Mein Vater hinter der Theke, ein Glas Wein aus seiner cantina in der Hand, die gute alte Daniela – unbezahlbare Unbezahlte -an der röchelnden Espressomaschine, Männer in Overalls, Kaffeeschälchen oder Biergläser in Händen, Zigaretten in den Mundwinkeln, an den Tischen Spaghetti aufwickelnde oder in Pizzastücke beißende Gelegenheitskunden. Der Saal des Ristorante nebenan fast immer leer, die freiwillige Köchin Daniela ohne Kochgelegenheit.

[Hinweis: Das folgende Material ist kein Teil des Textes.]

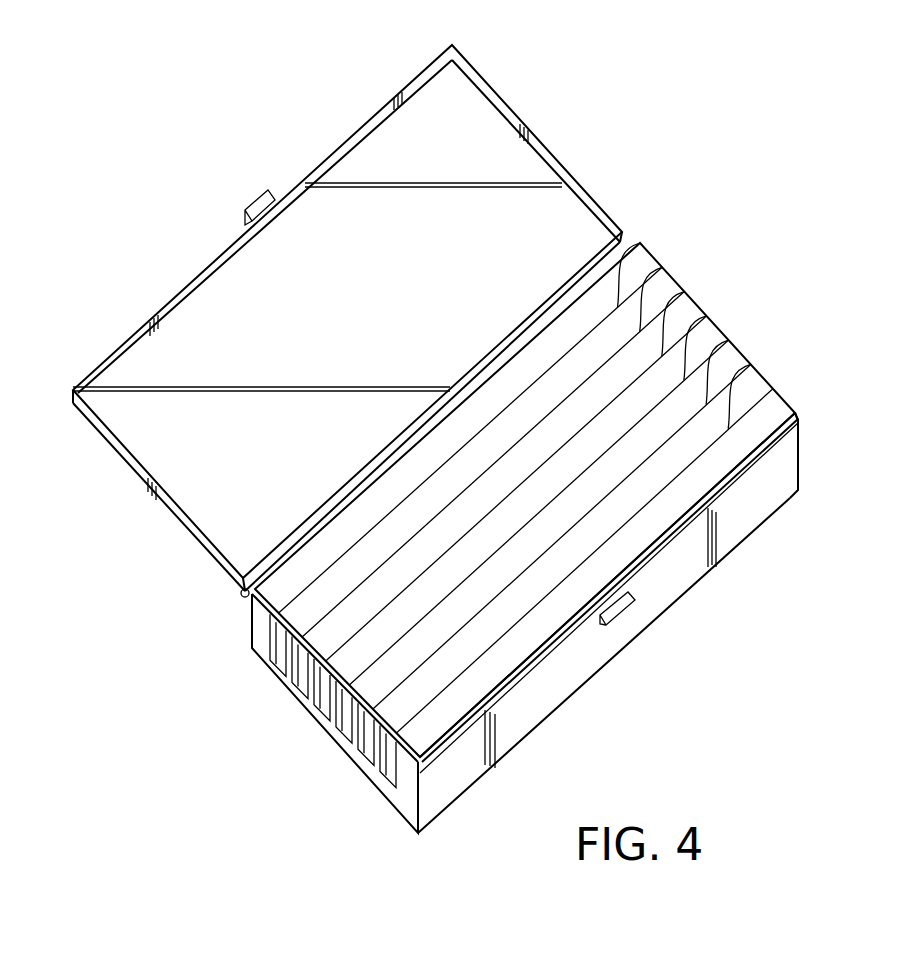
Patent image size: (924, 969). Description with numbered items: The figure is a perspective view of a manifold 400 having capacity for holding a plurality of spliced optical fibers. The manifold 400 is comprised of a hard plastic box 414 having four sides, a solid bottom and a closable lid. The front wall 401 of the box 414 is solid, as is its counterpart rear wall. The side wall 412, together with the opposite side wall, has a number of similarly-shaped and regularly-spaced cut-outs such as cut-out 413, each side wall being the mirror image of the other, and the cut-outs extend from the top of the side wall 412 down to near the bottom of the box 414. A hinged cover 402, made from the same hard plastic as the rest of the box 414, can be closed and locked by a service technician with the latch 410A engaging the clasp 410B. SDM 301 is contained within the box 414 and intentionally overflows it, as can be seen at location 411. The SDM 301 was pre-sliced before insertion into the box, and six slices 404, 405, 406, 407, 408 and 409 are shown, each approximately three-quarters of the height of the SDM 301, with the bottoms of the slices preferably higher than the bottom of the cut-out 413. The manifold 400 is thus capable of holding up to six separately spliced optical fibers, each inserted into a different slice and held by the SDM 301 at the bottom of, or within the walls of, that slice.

The manifold 400 is at (680, 134).
The hinged cover 402 is at (214, 512).
The latch 410A is at (258, 197).
The front wall 401 is at (732, 532).
The slice 404 is at (765, 391).
The slice 405 is at (738, 363).
The slice 406 is at (717, 336).
The slice 407 is at (694, 311).
The slice 408 is at (672, 283).
The slice 409 is at (650, 256).
The location 411 is at (808, 414).
The SDM 301 is at (678, 468).
The clasp 410B is at (632, 614).
The hard plastic box 414 is at (537, 740).
The side wall 412 is at (408, 822).
The cut-out 413 is at (362, 778).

Vater wies jeden neuen Gast auf die Cantina im Unter- und das Negozio im Obergeschoss hin, wo seine Sonderangebote vergeblich auf Käufer warteten. Für karierte Bauernhemden, Kniehosen, Sackkleider und Rüschenblusen gab es längst keine Kunden mehr. Immerhin kaufte der eine oder andere Durchreisende ein, zwei Flaschen Terlaner, Merlot oder Pinot Grigio. 

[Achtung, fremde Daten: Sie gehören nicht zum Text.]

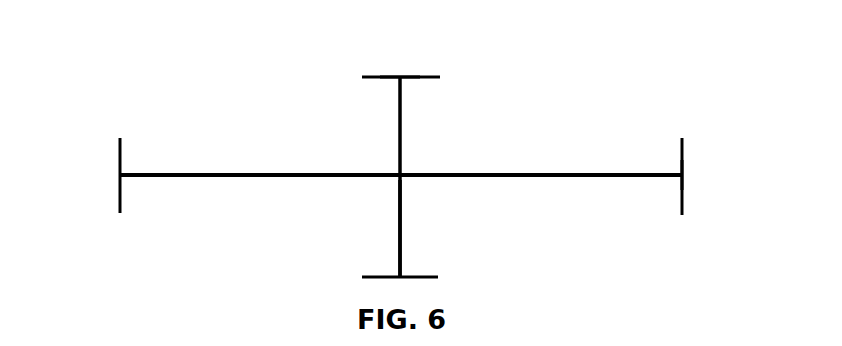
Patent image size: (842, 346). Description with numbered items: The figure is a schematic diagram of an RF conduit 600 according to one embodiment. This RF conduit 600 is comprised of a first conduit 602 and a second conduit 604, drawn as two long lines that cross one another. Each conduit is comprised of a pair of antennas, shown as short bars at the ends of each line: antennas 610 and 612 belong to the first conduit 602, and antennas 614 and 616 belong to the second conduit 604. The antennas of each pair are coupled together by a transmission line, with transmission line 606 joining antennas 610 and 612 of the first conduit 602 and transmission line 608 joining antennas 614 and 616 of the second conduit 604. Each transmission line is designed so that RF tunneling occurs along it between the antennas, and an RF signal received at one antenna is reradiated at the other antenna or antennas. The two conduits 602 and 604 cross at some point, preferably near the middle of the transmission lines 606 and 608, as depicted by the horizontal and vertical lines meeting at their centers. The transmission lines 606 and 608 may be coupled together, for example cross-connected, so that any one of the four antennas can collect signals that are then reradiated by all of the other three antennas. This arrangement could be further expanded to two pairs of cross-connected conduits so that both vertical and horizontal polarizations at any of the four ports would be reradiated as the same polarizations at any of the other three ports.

The RF conduit 600 is at (205, 130).
The first conduit 602 is at (696, 177).
The second conduit 604 is at (397, 64).
The transmission line 606 is at (562, 174).
The transmission line 608 is at (401, 224).
The antenna 610 is at (680, 155).
The antenna 612 is at (118, 161).
The antenna 614 is at (374, 76).
The antenna 616 is at (382, 275).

Bei einem meiner raren Besuche – ich glaube, es war der letzte vor dem Zusperren von Ristorante, Cantina und Negozio – setzte sich Vater an sein Pianino und spielte den Donauwalzer. Seine Augen leuchteten, seine Finger tanzten über die Tasten: einen Walzer lang schien er sein Leben zu durcheilen, sein Leben an der nunmehr moribunden Grenze. Nach Schengen und der Abschaffung der Grenzkontrollen war es vorbei mit dem ohnedies miserablen Geschäft. Vater verschenkte seine Ware und lebte fortan quasi als sein einziger Gast im Ristorante al Confino. 

Nun ist der Grenzwirt Lukas Kandioler tot, ein statistisch erfasster Corona-Toter, dessen Sohn erst drei Wochen nach dem Begräbnis von seinem Ableben Kenntnis bekam und nun an der geschlossenen Grenze steht und zu seinem Vaterhaus hinüberschaut. 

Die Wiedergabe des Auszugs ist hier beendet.